Pourquoi produire pour les besoins mondiaux ? Telle était la question posée à la conférence régionale « Forum for the Future of Agriculture » (FFA), ce 25 janvier à Reims. Sébastien Abis, directeur du Club Demeter, a apporté la réponse : la population mondiale croît et « l’agriculture est un déterminant pour la paix ».

Puis très vite, la question qui a occupé l’assemblée était : « Comment produire plus ? » Une partie de la réponse réside dans la réforme de la Pac post-2020. Une politique publique que les co-organisateurs de la conférence, ELO (1), Syngenta et l’AGPB (Association des producteurs de blé), veulent voir renforcée pour relever les défis de l’agriculture européenne : les prix bas agricoles, la sécurité alimentaire, la préservation de la biodiversité et le changement climatique peuvent être des menaces pour l’agriculture. Mais FFA Régional veut en faire des opportunités.

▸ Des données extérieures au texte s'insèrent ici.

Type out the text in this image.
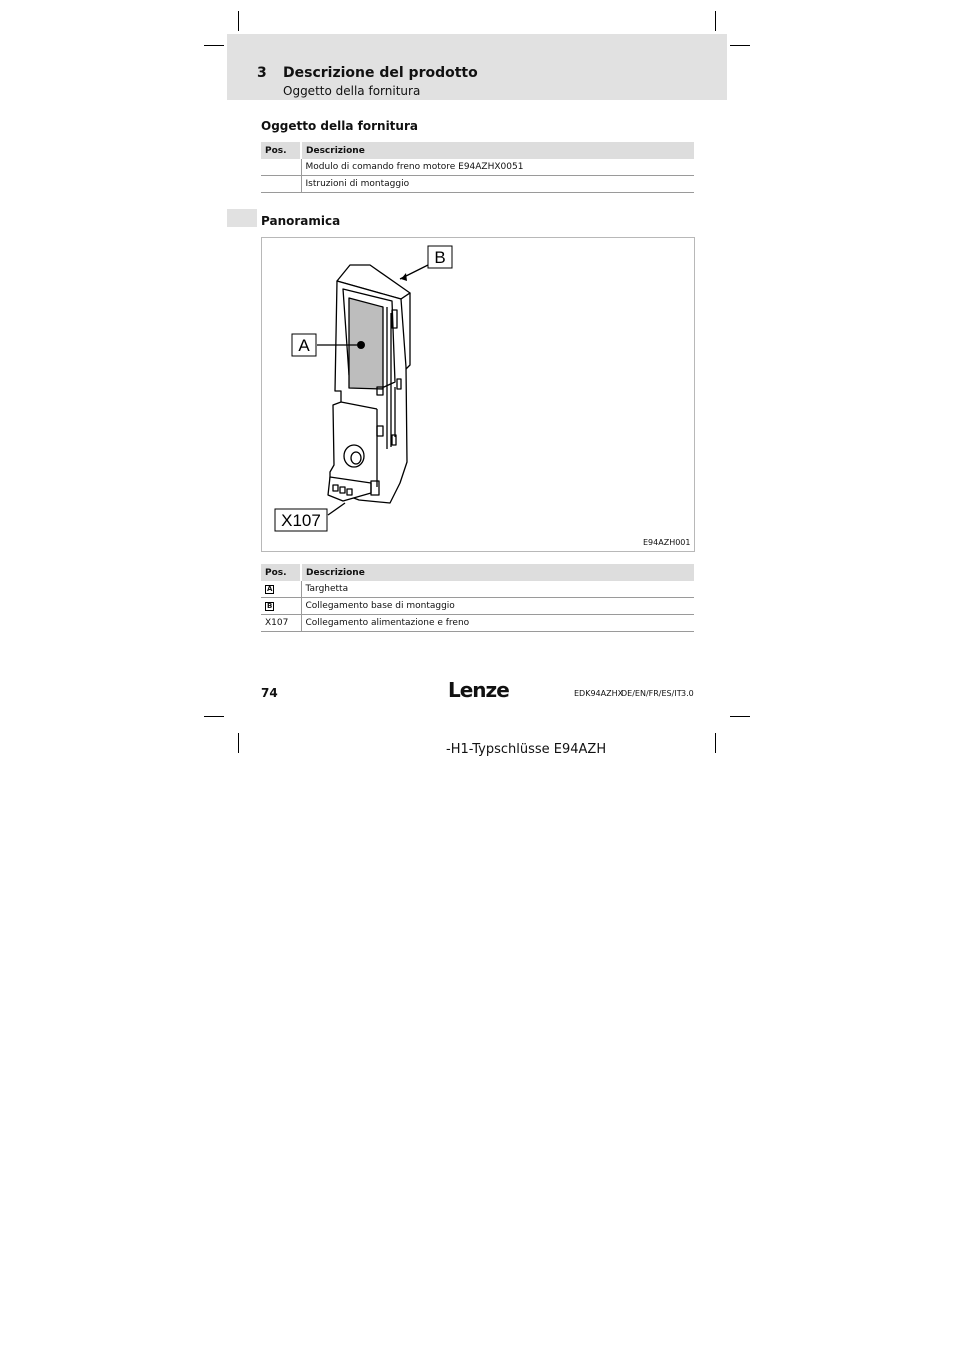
3 Descrizione del prodotto
Oggetto della fornitura
Oggetto della fornitura
Pos.	Descrizione
	Modulo di comando freno motore E94AZHX0051
	Istruzioni di montaggio
Panoramica
A
B
X107
E94AZH001
Pos.	Descrizione
A	Targhetta
B	Collegamento base di montaggio
X107	Collegamento alimentazione e freno
74	Lenze	EDK94AZHX
DE/EN/FR/ES/IT 3.0
-H1-Typschlüsse E94AZH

Diminuer l’impact des risques sur les exploitations

Entre production et protection de l’environnement, difficile d’orienter les aides. Le premier objectif de la Pac doit être d’assurer un revenu aux agriculteurs, mais aussi de mieux contribuer à la diminution de l’impact des risques sur les exploitations, concèdent tous les intervenants. Ils ont aussi convenu que la préservation des écosystèmes alimentaires était indispensable. Pour Catherine Geslin-Lanaelle du ministère de l’Agriculture, cela passe notamment par un renforcement du verdissement de la Pac « pour encourager à produire plus de biomasse et mieux ». Mais plutôt que des contraintes tous préconisent des encouragements et revendiquent la liberté d’entreprendre.

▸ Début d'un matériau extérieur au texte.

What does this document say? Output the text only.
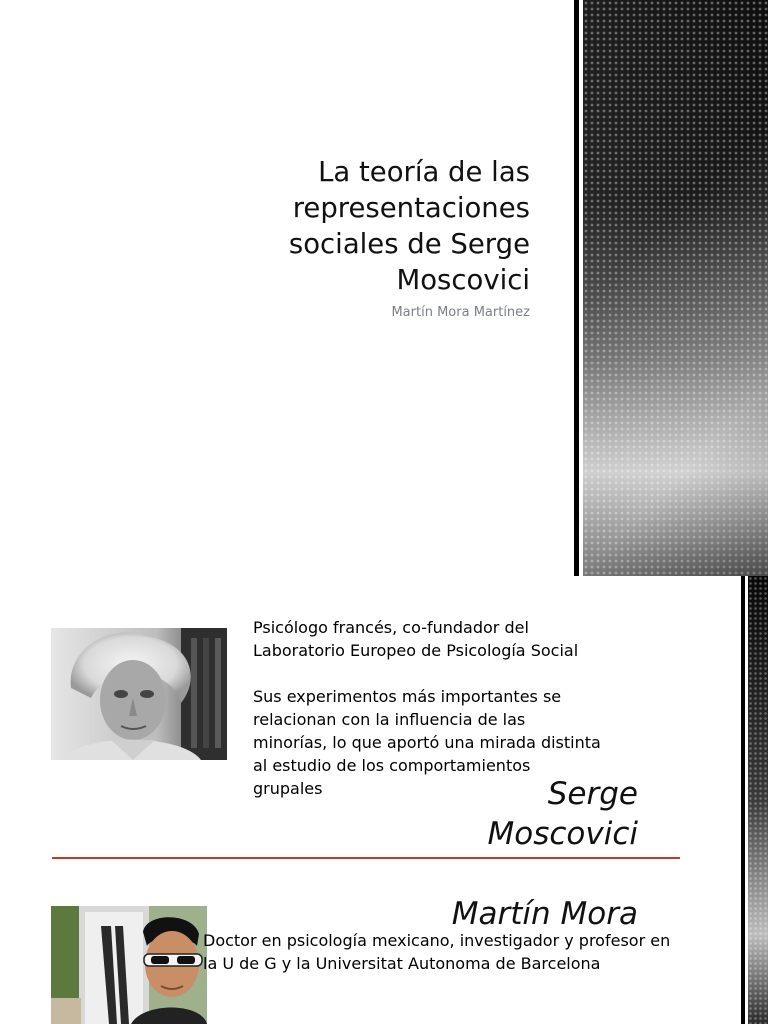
La teoría de las
representaciones
sociales de Serge
Moscovici
Martín Mora Martínez

Psicólogo francés, co-fundador del Laboratorio Europeo de Psicología Social

Sus experimentos más importantes se relacionan con la influencia de las minorías, lo que aportó una mirada distinta al estudio de los comportamientos grupales	Serge
Moscovici
Martín Mora

Doctor en psicología mexicano, investigador y profesor en la U de G y la Universitat Autonoma de Barcelona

Pour Céline Charveriat, directrice de l’Institute for European Environmental Policy, il faut faire vite. Si l’accord de Paris vise l’échéance 2050 pour limiter l’augmentation de la température à 2 degrés, et donc arriver à un objectif à terme de zéro émission nette, elle estime que la Pac doit se fixer des objectifs intermédiaires « chiffrés et scientifiquement rigoureux », dès maintenant. Elle précise aussi qu’il « ne faut pas charger la barque de la Pac. La Pac est essentielle, mais réussir la pour l’agriculture exige un ensemble de nouvelles réglementations dans de multiples secteurs liés à l’aménagement du territoire mais aussi la grande distribution […] Il faut également concevoir un plan holistique quant aux besoins financiers (publics et privés) nécessaires à la transition ».

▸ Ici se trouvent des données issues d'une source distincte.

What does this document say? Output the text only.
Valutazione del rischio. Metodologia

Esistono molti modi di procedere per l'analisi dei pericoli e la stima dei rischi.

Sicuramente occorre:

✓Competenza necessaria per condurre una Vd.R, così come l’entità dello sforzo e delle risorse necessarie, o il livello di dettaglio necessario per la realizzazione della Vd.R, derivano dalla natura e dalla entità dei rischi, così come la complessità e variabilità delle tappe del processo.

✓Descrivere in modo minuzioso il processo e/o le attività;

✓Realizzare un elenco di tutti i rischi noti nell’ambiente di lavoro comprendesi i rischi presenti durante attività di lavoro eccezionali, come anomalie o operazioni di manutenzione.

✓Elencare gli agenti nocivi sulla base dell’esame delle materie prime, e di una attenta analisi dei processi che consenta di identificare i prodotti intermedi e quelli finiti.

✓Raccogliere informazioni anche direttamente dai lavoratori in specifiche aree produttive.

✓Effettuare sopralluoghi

Innovation et technologies de l’information

Pour réinventer l’agriculture du 21e siècle, les participants au FFA misent sur l’innovation et l’application des technologies de l’information à l’agriculture. « Grâce à des outils de précision, à de nouvelles techniques de sélection des plantes et à une bonne coopération entre agriculteurs et institutions, de meilleures récoltes pourraient être réalisées tout en réduisant les pressions sur l’environnement. »

« Produire plus et mieux est le mot d’ordre des céréaliers français », a résumé Pierre-Olivier Drège, directeur général de l’AGPB. Pourtant, les céréaliers restent inquiets quant à la question de savoir si l’Europe leur permettra d’en tirer le plein bénéfice.

Arielle Delest

(1) Organisation européenne des propriétaires fonciers.